You also should use CodePipeline or other similar tools to build CI/CD pipelines and streamline application builds, tests, and rollouts. Finally, ensure continuous centralized monitoring using CloudWatch, X-Ray, and third-party APMs.

Plan for Incremental Modernization

Migration is the basis, but cloud-based systems must evolve constantly. In order to optimize the system and increase its cost-efficiency over time, you’ll need to modernize it gradually, starting with enhancements that should be performed within the first three months. These include enabling Auto Scaling, replacing on-prem file shares with Amazon EFS, and using Lambda@Edge for low-latency redirects and header manipulation.

Over the following eight months, you should break monoliths into services using Amazon EC2 or EKS. Also, replace custom queuing and pub/sub systems with AWS native SQS, SNS, or EventBridge. Finally, optimize the system further by leveraging SageMaker, Redshift, or QuickSight. These can be used for advanced analytics and adding AI capabilities.

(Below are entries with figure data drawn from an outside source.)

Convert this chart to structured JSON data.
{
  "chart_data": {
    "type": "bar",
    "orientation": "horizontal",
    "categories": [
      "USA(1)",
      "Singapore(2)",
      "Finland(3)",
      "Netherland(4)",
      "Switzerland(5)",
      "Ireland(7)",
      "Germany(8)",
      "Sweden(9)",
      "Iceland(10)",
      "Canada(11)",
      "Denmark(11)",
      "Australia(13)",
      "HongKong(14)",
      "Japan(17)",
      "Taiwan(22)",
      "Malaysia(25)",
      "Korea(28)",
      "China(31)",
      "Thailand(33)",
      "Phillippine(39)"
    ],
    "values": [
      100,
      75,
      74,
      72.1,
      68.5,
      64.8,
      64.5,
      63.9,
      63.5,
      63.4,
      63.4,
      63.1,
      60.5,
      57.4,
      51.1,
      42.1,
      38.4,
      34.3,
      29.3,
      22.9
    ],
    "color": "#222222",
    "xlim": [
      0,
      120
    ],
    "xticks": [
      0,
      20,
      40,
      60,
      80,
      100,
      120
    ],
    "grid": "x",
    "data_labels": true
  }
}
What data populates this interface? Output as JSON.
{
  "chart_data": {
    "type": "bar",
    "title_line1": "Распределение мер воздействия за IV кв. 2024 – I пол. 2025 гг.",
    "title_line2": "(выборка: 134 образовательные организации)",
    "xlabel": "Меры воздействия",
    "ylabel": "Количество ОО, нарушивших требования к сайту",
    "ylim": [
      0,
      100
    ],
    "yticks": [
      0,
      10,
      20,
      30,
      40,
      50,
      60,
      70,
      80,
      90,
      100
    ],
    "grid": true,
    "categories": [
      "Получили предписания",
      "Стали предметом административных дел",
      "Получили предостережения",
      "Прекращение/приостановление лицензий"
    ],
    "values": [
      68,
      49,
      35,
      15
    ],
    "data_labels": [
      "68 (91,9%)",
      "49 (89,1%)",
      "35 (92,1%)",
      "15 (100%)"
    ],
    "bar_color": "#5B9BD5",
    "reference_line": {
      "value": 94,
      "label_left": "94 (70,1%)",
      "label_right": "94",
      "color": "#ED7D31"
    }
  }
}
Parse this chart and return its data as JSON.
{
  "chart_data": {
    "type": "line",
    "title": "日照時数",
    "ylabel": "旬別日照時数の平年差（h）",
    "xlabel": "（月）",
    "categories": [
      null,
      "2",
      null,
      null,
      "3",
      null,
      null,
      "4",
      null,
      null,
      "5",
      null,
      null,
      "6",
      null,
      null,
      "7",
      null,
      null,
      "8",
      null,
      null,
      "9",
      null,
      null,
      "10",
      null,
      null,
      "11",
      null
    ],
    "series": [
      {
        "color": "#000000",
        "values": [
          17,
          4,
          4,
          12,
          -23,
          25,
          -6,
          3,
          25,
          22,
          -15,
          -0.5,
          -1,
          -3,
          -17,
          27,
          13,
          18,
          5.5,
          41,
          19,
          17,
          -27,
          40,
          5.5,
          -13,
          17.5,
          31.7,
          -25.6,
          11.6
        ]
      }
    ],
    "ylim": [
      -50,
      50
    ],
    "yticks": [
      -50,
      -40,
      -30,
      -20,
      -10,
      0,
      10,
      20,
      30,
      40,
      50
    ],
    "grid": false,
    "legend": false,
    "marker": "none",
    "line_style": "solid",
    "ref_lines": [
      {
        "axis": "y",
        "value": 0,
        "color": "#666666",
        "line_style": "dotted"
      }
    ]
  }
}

Realign Teams and Operational Practices

It’s essential to understand that migrating from on-premise to cloud infrastructure requires a shift in the mindset of your team to succeed. Therefore, plan accordingly and be sure to start with remapping traditional infrastructure roles to cloud responsibilities, for example, cost optimization, observability, and automation.

You should also provide your staff with AWS training and ensure that some of them obtain the necessary certifications to provide you with internal expertise. In addition, it would be beneficial to run a variety of game-day scenarios, such as IAM misconfiguration, test failover, and load spikes.